As we saw in many parts of the state, in towns both large and small, a water crisis is developing. And with a drought that could ebb next year or persist through the decade, it may not be over anytime soon. So, the answer is to build our way out of it, much like the state plans to do to address a coming electricity shortfall. Conservation would probably be cheaper, but then again conservation doesn't create plum construction projects. Yet the risks of doing nothing at all may indeed be too high.

Still, it's never a bad idea first to take a look at who may stand to benefit from taxpayer-financed water projects.

The three members of the full-time board tasked with making distributions from the fund aren't members of the disbanded Texas Water Development Board or water-policy nerds who breathe this stuff. They're the governor's acolytes, appointed by Rick Perry himself. One is the owner of a natural gas company and chair of the Texas Lottery Commission. Another appointee is the director of governmental appointments from Perry's own office. And the last is a commissioner appointed by Perry to the state environmental regulatory agency.

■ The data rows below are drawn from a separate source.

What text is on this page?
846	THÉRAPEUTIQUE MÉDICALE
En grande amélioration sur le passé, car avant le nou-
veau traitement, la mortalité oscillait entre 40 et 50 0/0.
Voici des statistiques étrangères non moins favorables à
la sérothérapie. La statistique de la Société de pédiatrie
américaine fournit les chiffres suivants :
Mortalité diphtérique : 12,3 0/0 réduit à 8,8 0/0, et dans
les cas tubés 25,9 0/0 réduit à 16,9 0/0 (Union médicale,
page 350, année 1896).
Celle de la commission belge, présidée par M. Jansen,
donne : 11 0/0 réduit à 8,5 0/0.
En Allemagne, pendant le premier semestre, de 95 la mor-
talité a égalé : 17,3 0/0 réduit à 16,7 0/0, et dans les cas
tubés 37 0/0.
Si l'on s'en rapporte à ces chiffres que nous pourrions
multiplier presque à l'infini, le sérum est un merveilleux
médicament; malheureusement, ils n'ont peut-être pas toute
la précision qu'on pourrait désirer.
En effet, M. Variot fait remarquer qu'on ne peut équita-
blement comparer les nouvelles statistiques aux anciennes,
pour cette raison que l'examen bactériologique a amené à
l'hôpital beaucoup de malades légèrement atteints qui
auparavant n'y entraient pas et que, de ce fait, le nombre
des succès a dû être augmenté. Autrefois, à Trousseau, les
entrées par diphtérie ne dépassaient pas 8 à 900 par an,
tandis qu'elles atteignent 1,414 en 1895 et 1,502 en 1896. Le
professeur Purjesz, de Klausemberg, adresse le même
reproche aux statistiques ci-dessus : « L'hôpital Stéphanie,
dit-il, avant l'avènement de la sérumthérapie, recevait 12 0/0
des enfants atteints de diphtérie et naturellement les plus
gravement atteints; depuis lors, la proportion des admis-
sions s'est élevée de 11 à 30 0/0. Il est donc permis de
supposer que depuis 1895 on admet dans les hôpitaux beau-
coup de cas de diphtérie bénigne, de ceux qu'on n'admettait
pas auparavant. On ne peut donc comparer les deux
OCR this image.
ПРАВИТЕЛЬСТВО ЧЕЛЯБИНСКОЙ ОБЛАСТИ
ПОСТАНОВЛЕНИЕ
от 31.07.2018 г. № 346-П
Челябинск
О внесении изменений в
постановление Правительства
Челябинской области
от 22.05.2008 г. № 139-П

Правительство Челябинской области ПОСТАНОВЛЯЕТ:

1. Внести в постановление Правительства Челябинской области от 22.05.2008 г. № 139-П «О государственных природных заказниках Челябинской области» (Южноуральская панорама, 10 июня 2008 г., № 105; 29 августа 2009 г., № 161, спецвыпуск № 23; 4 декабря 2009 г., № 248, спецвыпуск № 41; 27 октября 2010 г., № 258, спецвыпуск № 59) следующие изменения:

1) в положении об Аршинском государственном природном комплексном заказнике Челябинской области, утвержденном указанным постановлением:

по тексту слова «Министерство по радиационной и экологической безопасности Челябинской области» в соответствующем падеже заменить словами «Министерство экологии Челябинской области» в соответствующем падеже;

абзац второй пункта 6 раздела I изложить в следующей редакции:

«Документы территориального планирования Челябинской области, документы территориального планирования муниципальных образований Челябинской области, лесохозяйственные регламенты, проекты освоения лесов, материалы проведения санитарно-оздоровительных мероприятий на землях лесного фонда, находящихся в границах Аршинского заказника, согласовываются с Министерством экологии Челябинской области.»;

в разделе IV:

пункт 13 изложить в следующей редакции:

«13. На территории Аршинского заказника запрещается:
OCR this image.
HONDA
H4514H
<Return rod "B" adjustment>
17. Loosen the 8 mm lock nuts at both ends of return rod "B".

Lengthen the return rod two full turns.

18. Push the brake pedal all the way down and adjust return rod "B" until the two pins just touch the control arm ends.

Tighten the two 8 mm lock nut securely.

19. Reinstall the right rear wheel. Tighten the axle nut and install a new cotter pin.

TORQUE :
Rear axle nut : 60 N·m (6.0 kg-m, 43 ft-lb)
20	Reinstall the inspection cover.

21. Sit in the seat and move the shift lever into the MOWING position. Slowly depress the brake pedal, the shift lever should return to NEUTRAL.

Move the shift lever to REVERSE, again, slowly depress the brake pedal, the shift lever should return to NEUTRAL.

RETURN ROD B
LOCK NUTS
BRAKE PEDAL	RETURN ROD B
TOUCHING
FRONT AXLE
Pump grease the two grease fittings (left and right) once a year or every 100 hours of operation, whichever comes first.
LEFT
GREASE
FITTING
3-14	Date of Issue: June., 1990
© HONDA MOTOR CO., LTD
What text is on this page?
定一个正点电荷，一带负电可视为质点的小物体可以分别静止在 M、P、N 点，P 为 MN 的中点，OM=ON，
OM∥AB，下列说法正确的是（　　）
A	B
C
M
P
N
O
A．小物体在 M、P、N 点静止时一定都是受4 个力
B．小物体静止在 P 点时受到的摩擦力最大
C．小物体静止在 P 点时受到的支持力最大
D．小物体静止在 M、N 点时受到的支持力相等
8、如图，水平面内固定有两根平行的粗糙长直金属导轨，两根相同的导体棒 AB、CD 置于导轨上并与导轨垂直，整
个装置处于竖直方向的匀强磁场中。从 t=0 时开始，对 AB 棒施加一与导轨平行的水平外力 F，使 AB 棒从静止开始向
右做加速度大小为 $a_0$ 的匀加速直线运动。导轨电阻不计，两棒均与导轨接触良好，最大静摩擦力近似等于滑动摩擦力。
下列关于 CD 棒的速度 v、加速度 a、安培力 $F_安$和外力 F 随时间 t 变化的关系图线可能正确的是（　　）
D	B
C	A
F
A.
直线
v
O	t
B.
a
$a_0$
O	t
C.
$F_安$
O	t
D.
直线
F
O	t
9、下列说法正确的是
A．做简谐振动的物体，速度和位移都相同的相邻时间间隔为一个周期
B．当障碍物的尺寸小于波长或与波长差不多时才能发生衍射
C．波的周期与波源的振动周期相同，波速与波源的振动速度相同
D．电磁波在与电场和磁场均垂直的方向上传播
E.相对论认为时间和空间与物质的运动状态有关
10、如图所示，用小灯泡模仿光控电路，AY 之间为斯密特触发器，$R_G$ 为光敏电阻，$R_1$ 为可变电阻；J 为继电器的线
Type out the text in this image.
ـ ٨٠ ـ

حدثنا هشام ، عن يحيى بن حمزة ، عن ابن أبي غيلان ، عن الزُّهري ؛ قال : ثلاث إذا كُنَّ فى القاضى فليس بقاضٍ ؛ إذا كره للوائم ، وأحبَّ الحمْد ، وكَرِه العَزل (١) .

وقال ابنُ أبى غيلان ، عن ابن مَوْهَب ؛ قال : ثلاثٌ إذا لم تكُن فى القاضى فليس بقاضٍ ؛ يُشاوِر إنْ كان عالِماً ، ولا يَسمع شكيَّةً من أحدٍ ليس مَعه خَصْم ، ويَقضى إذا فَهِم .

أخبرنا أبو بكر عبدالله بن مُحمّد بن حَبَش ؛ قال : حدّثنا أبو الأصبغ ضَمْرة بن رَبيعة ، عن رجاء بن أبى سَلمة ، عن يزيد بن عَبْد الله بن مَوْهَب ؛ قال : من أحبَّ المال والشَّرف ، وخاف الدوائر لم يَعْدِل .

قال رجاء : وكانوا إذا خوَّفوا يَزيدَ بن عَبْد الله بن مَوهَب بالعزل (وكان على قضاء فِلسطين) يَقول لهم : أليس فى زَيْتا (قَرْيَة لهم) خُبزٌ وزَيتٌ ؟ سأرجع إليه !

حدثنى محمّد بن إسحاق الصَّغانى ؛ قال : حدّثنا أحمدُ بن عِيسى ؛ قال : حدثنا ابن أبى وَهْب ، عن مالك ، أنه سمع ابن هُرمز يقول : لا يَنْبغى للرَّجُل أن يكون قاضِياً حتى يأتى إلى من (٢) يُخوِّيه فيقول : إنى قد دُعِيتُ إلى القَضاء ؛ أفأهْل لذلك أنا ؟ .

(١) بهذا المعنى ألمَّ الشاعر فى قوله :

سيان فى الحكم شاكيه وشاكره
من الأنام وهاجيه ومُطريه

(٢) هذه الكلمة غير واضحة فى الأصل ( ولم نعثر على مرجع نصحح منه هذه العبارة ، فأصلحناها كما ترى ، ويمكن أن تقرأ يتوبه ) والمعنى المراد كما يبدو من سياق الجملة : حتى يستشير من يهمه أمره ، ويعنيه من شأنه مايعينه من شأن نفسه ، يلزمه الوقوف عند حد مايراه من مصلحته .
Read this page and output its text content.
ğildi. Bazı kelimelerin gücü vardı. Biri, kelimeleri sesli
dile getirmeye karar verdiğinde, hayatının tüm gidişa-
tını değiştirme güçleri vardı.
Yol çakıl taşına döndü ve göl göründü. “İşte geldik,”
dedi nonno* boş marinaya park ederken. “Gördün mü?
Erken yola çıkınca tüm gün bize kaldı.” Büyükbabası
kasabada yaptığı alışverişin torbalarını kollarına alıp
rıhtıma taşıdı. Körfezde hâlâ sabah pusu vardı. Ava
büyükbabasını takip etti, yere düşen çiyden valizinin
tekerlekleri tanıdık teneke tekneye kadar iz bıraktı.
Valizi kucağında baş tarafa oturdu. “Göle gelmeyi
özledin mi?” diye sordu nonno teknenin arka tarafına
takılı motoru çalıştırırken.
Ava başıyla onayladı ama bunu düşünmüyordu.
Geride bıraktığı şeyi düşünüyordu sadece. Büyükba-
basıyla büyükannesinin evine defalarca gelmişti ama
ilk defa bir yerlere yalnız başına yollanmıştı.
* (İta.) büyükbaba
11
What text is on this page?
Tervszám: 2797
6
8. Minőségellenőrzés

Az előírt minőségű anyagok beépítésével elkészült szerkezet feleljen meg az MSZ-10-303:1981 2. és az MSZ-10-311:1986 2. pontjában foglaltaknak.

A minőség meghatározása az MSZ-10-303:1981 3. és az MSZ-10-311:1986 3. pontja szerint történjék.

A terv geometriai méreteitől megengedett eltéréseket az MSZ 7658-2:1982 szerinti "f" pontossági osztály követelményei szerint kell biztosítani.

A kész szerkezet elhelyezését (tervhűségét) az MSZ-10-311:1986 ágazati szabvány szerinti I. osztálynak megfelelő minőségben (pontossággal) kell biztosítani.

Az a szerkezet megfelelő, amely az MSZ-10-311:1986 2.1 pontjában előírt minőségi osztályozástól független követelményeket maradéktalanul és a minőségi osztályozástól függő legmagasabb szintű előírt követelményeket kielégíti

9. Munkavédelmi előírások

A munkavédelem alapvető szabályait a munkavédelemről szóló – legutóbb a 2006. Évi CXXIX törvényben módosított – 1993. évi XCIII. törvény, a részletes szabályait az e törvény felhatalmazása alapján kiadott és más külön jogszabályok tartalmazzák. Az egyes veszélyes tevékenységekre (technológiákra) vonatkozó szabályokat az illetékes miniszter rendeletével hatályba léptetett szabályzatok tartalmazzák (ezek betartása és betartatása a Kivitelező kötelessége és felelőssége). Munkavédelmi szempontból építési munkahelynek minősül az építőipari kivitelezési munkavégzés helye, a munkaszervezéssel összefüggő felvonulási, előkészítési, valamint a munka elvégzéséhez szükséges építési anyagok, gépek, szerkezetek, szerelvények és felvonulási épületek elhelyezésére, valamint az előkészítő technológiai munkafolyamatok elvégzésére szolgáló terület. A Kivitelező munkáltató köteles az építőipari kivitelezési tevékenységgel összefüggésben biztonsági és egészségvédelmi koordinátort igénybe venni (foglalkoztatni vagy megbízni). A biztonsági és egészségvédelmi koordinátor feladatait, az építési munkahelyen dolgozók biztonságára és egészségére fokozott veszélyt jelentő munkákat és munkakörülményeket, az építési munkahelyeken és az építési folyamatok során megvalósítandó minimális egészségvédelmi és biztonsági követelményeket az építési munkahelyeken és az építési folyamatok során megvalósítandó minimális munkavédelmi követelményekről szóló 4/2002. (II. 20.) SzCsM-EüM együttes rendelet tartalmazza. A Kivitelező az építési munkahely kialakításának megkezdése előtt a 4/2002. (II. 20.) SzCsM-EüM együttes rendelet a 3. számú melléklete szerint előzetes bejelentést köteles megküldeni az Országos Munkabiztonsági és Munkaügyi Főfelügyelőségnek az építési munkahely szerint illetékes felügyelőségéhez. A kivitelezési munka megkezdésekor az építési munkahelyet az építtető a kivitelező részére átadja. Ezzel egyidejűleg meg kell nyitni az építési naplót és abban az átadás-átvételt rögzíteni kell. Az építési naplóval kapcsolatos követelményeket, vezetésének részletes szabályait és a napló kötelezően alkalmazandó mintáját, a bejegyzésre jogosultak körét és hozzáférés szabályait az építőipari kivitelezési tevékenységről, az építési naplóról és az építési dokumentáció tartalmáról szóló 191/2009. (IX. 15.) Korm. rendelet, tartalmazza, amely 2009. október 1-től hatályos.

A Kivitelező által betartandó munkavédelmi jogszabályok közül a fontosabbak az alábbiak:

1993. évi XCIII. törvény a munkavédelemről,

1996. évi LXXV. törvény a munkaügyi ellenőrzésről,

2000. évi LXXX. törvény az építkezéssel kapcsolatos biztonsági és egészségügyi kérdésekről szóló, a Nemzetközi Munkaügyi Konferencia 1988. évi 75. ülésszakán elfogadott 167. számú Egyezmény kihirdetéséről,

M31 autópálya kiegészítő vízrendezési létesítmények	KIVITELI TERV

The deck is stacked with buddies.

There's a lot of big-business money flowing into the effort to push Proposition 6. Texans for Public Justice, the nonprofit corruption watchdog, put together a handy list of the biggest contributors to the $2.1 million Texas Water PAC, an organization attempting to sell voters on the infrastructure fund.

Among its biggest benefactors is the Associated General Contractors of Texas, Dow Chemical, Dallas-based Energy Future Holdings (Texas' biggest unregulated power generator), Texas Oil and Gas Association, and Conoco Phillips. Each has a vested financial interest in the infrastructure projects themselves, or in access to cheap, plentiful water with as few conservation strings attached as possible.

With Perry appointees holding the purse strings, there is reason to worry that the otherwise laudable intent of the fund will get twisted to crony-ish ends. One need not reach back too far into history to find other goal-oriented piles of money that in hindsight look more like taxpayer-fueled slush funds to reward political supporters. Think of the Cancer Prevention and Research Institute of Texas.

The very companies bankrolling Texas Water PAC have already collectively given Perry $6.8 million since the 2010 election cycle, according to TPJ. Texas needs more water. There's no doubt about that. But what's to stop the familiar CPRIT pattern from recapitulating itself once again?